War es Zufall oder Konzept, diese Uraufführungen genau auf den Welttag des Tanzes zu legen? Dann müsste man die Werkkonzepte der Tanz-Giganten Goecke und Godani als paradigmatische Erklärungsversuche eines gesellschaftlichen Klimas würdigen. Jacopo Godanis Beitrag ist dramatischer und wühlt genüsslich in Narrativen des letzten Jahrhunderts. Kafkas „Bericht für eine Akademie“ spukte Godani wahrscheinlich ebenso im Sinn wie die steinzeitlichen Gorillas um den Monolith in Kubricks „2001“. Auch an einen heimlichen Tanzsujet-Klassiker könnte man denken, wenn ein Tänzer sein Gorillakostüm abstreift wie der verzauberte Prinz: „La bête sans la belle“ – „Die Schöne ohne Biest“ forever!

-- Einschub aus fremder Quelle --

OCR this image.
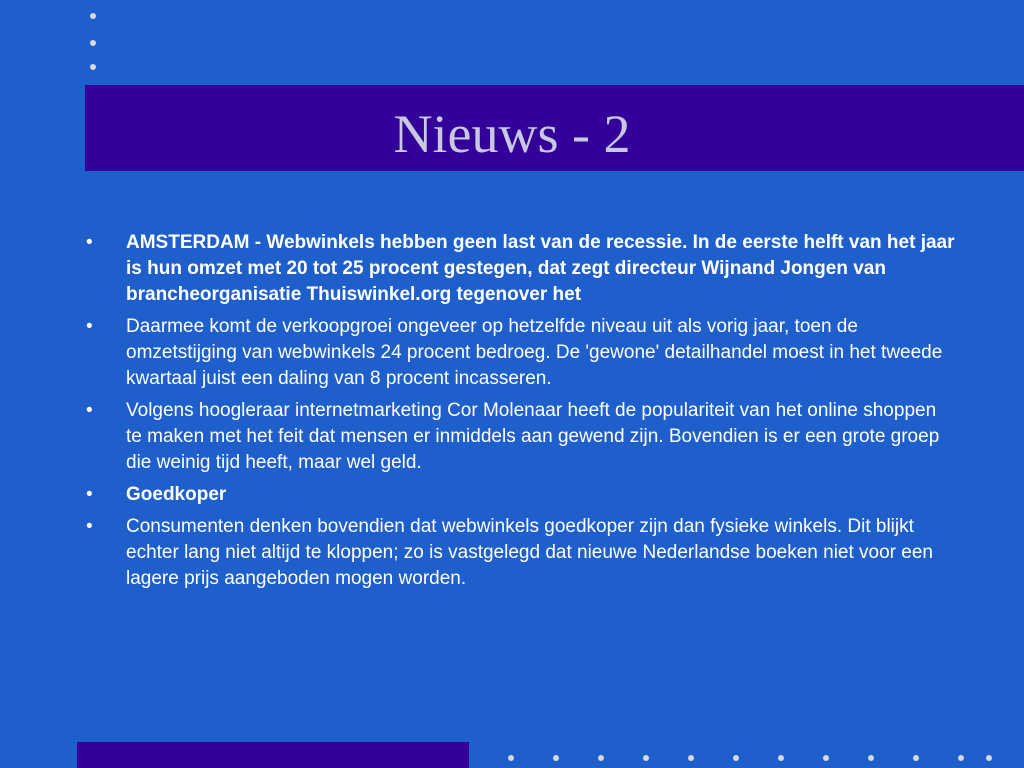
Nieuws - 2
• AMSTERDAM - Webwinkels hebben geen last van de recessie. In de eerste helft van het jaar is hun omzet met 20 tot 25 procent gestegen, dat zegt directeur Wijnand Jongen van brancheorganisatie Thuiswinkel.org tegenover het
• Daarmee komt de verkoopgroei ongeveer op hetzelfde niveau uit als vorig jaar, toen de omzetstijging van webwinkels 24 procent bedroeg. De 'gewone' detailhandel moest in het tweede kwartaal juist een daling van 8 procent incasseren.
• Volgens hoogleraar internetmarketing Cor Molenaar heeft de populariteit van het online shoppen te maken met het feit dat mensen er inmiddels aan gewend zijn. Bovendien is er een grote groep die weinig tijd heeft, maar wel geld.
• Goedkoper
• Consumenten denken bovendien dat webwinkels goedkoper zijn dan fysieke winkels. Dit blijkt echter lang niet altijd te kloppen; zo is vastgelegd dat nieuwe Nederlandse boeken niet voor een lagere prijs aangeboden mogen worden.
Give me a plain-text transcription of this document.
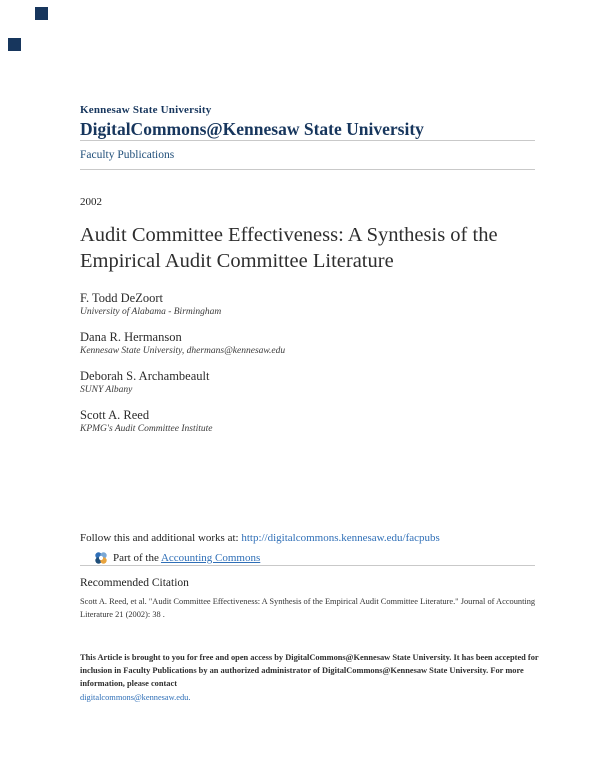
Kennesaw State University
DigitalCommons@Kennesaw State University
Faculty Publications
2002
Audit Committee Effectiveness: A Synthesis of the Empirical Audit Committee Literature
F. Todd DeZoort
University of Alabama - Birmingham
Dana R. Hermanson
Kennesaw State University, dhermans@kennesaw.edu
Deborah S. Archambeault
SUNY Albany
Scott A. Reed
KPMG's Audit Committee Institute
Follow this and additional works at: http://digitalcommons.kennesaw.edu/facpubs
Part of the Accounting Commons
Recommended Citation
Scott A. Reed, et al. "Audit Committee Effectiveness: A Synthesis of the Empirical Audit Committee Literature." Journal of Accounting Literature 21 (2002): 38 .
This Article is brought to you for free and open access by DigitalCommons@Kennesaw State University. It has been accepted for inclusion in Faculty Publications by an authorized administrator of DigitalCommons@Kennesaw State University. For more information, please contact
digitalcommons@kennesaw.edu.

Im Finale von Godanis Tanz-Assoziationen zur menschlichen Bildungsgeschichte wird es jedoch mit einer einzigen Ausnahme kein Verschmelzen in Paarsamkeiten geben. Aus einer Videosäule glotzen abwechselnd ein Primat und ein Mensch. Zum Star von „Hollow Bones“ wird ein echter deutscher Schäferhund, der vor den Videos sitzt wie vor „His Master‘s Voice“ und dann inmitten der beeindruckenden Tanzleistungen einen den Menschen vorenthaltenen Kuschelkurs einschlägt. Die Vereinigung 48nord mit Ulrich Müller setzt hierfür Klangkulissen mit viel Elektronik und fragmentierten Akkorden. Eine Dirigierende koordiniert dort mimisch, wo alles bestens und ohne Reibungswärme funktioniert. In Wort und Schrift wird mit scharfer Sociology Speech geschossen, das Tanzensemble neigt sich mit betenden Händen. Und eine rätselhafte Frau in Schwarz richtet pfeilscharfe Blicke auf die geometrische Präzisionsarbeit der tänzerischen Körperschaften.
In der finalen Massenszene mimen die in farbige Stoffbahnen gehüllten Menschenwesen eine volle Minute Hemmungslosigkeit. Somit sind sich Gastgeber Godani und sein prominenter Stargast Goecke einig: Oberste Prioritäten in den künstlichen Paradiesen des frühen 21. Jahrhunderts sind tänzerische Makellosigkeit und sinnliche Distanz. „Betörung“ ist am Welttag des Tanzes vor allem ein Synonym für „Leistung“.